Oklahoma gave a Catholic diocese taxpayer funds for a religious charter school. Believers in the First Amendment’s Establishment Clause shuddered. Two days later, in Allen v. Milligan, the US Supreme Court, by 5-4, held that a racial gerrymander in Alabama violated the Voting Rights Act. Opponents of the sectarian charter school found new hope.
The voting rights decision, a no-brainer for mainstream judges, came as a surprise from this hyper-partisan Court. Over 40 years ago, Congress strengthened Section 2. In addition to banning election rules having a disparate impact on minorities, the law now included a requirement that states draw legislative districts giving minorities “an opportunity” to elect one of their own. Starting in 1990, states created “minority majority” or near-majority districts.
This past census recorded Alabama’s population growth, mainly from African Americans. This translated into an additional seat in the House. Rather than allow a second African American the chance to go to Congress, the state expanded the existing district, leaving only one minority legislator. Any objective judge would find, as did the lower court, a blatant violation of Section 2. History showed whites hardly voted for African Americans. The new map perpetuated racial discrimination.
However, over the past decade, the Roberts Court has cut the legs out from under voting rights. First, in the face of extensive Congressional findings, the Court repealed Section 5, the requirement that jurisdictions with lower than 50% voter participation had to seek permission in advance from the Justice Department when changing election procedures. That left after-the-fact litigation under Section 2.

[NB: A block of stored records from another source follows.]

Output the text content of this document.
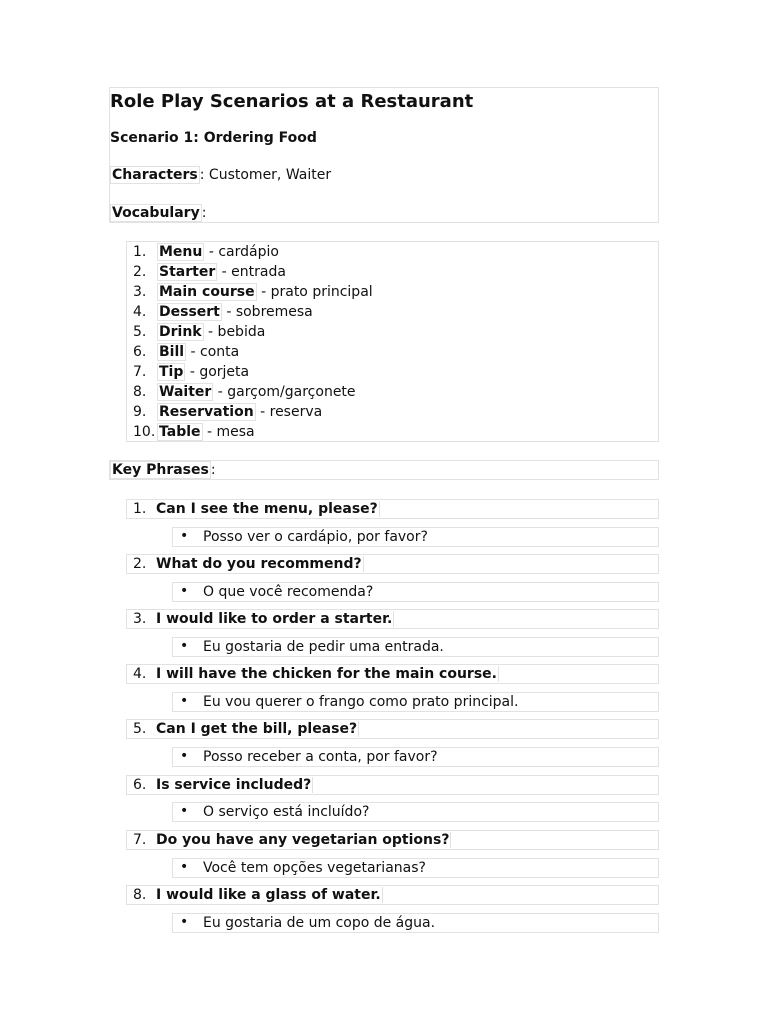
Role Play Scenarios at a Restaurant
Scenario 1: Ordering Food
Characters : Customer, Waiter
Vocabulary :
1. Menu - cardápio
2. Starter - entrada
3. Main course - prato principal
4. Dessert - sobremesa
5. Drink - bebida
6. Bill - conta
7. Tip - gorjeta
8. Waiter - garçom/garçonete
9. Reservation - reserva
10. Table - mesa
Key Phrases :
1. Can I see the menu, please?
• Posso ver o cardápio, por favor?
2. What do you recommend?
• O que você recomenda?
3. I would like to order a starter.
• Eu gostaria de pedir uma entrada.
4. I will have the chicken for the main course.
• Eu vou querer o frango como prato principal.
5. Can I get the bill, please?
• Posso receber a conta, por favor?
6. Is service included?
• O serviço está incluído?
7. Do you have any vegetarian options?
• Você tem opções vegetarianas?
8. I would like a glass of water.
• Eu gostaria de um copo de água.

The Court had just begun. In a case from Arizona, the Court rewrote that, too. The justices allowed states disproportionately to burden minorities through fewer polling places and hours and voter IDs. Those created “inconvenience” but did not constitute discrimination. The Court also allowed states to suppress minority franchise by eliminating early and Sunday voting, which minorities used extensively. The Court held that the Act outlawed only schemes that existed when the law passed. Finally, states could do anything to combat non-existent voter fraud.
Now, however, the Court drew a line. The majority refused to ignore the “opportunity” requirement, or to hold, as the dissent urged, that apportionment, as opposed to rules applicable to individual voters, lay outside the coverage of the Act. Tellingly, Chief Justice John Roberts’s majority opinion refused to overturn precedent, as the dissent demanded.

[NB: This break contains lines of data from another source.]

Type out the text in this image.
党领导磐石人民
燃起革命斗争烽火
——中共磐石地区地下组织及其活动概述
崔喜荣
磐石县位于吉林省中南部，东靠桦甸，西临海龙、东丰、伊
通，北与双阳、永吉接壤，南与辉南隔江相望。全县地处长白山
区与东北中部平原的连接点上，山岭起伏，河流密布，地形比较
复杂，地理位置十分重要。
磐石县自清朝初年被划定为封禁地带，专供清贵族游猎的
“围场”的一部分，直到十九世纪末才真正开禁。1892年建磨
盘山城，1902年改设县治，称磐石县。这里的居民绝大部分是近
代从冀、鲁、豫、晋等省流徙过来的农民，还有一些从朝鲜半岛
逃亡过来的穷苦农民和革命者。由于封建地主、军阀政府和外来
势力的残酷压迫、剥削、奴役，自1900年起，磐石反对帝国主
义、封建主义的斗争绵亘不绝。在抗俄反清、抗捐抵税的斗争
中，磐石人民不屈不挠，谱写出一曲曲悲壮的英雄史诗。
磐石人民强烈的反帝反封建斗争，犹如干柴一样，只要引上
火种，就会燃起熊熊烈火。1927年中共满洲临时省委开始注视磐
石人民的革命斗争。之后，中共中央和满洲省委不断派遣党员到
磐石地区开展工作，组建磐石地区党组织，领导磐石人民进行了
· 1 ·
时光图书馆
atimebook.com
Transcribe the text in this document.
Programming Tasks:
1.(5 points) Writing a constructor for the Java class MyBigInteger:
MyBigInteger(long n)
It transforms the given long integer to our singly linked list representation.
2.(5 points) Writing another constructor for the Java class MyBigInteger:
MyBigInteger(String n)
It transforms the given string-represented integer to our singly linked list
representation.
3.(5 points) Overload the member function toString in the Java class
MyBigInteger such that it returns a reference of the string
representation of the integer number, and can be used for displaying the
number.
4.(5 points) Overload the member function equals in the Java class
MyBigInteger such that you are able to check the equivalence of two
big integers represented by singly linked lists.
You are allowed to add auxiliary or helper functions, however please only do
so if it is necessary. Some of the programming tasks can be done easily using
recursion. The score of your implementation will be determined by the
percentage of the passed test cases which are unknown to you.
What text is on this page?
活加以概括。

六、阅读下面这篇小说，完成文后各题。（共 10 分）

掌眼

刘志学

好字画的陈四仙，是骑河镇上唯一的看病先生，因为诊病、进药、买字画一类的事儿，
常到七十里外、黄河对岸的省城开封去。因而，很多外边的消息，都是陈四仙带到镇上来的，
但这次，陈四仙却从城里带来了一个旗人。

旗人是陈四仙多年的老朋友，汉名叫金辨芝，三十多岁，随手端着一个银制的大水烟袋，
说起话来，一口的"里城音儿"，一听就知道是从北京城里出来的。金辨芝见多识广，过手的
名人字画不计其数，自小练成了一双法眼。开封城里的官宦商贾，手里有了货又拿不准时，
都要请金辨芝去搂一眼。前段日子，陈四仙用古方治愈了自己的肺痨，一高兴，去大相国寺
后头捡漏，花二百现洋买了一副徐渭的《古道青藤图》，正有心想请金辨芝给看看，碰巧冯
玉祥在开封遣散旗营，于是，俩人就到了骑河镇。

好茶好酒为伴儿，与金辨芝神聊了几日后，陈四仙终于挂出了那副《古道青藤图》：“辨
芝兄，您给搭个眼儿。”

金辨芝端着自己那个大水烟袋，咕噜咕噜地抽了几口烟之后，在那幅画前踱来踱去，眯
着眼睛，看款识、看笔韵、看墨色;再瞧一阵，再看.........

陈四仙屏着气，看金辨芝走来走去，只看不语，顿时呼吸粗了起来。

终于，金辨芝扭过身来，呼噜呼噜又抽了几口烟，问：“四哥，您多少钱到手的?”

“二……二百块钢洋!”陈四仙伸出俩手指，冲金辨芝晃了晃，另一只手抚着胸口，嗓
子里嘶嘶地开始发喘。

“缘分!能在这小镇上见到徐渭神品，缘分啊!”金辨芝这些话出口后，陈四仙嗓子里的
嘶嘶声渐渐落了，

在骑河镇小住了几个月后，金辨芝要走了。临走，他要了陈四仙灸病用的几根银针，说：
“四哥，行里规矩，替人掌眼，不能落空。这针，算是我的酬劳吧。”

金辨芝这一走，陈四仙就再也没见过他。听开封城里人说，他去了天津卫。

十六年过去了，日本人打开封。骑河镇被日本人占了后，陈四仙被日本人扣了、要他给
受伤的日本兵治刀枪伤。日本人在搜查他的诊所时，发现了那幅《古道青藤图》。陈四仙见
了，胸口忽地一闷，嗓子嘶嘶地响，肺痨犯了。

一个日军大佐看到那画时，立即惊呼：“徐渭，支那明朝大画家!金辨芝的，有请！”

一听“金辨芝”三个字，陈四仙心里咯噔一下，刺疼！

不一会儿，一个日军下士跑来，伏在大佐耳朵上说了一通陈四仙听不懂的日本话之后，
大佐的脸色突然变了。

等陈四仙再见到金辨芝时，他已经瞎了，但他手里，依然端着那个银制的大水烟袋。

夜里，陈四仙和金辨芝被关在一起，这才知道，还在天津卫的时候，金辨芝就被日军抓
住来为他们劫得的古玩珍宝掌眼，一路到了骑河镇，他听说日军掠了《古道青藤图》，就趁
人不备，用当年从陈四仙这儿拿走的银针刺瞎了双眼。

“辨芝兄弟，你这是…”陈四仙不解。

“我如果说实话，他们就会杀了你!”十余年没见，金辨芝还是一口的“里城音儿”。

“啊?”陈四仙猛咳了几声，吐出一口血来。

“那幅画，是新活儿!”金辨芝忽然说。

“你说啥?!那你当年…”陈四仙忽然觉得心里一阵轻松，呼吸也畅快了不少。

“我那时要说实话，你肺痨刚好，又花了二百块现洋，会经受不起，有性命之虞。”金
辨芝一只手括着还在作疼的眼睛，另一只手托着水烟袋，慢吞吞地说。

What happened? Some see a safety valve for when the Court overturns affirmative action. Others think public disapproval from ethics scandals motivated the outcome. I think Alabama had gone too far. The current majority has always distinguished between partisan skulduggery and racial discrimination. The Court in cases from North Carolina (Republican) and Maryland (Democratic) four years ago washed its hands of partisan (mostly Republican) gerrymandering, but it left open federal challenges to the racial variety. Having given Republicans their wish, the Court saw no need to target African Americans directly.
A similar dichotomy influences the Oklahoma case. When the Court has breached the Establishment Clause in requiring public money to support religious schools, the justices have done so under the guise of the Free Exercise Clause, which forbids government from hindering practice of religion.
The Montana case in which the Court struck down a provision barring tuition money for sectarian schools, the actual program involved tax exemptions to corporations to give parents money pay those expenses. In the Maine case, when the Court required the state to pay tuition to religious schools in rural areas as surrogates for public institutions, the justices cloaked their holding in the fact that the state gave the money to parents. The Court claimed it was giving parents the right to exercise their religious beliefs in how to educate their children. .
Even when weakening the Establishment Clause through direct grants, the Court never allowed direct support of religion. The Court required nonsectarian funding for facilities such as for playgrounds. Along the same lines, states may pay for transportation and remedial services, such as speech therapists, but not indoctrination.
Approving funds for charter schools involves the government directly funding religion. The Catholic academy will operate as a public school. It would also violate long-standing precedent, when New York could not create a school district comprising yeshivot only. Though the Court has changed its Establishment Clause jurisprudence, even the new standard (history and tradition) would not countenance such a brazen outcome.
Just as important, proponents of government funded religious education accomplish their goals under current law. Why stir the pot?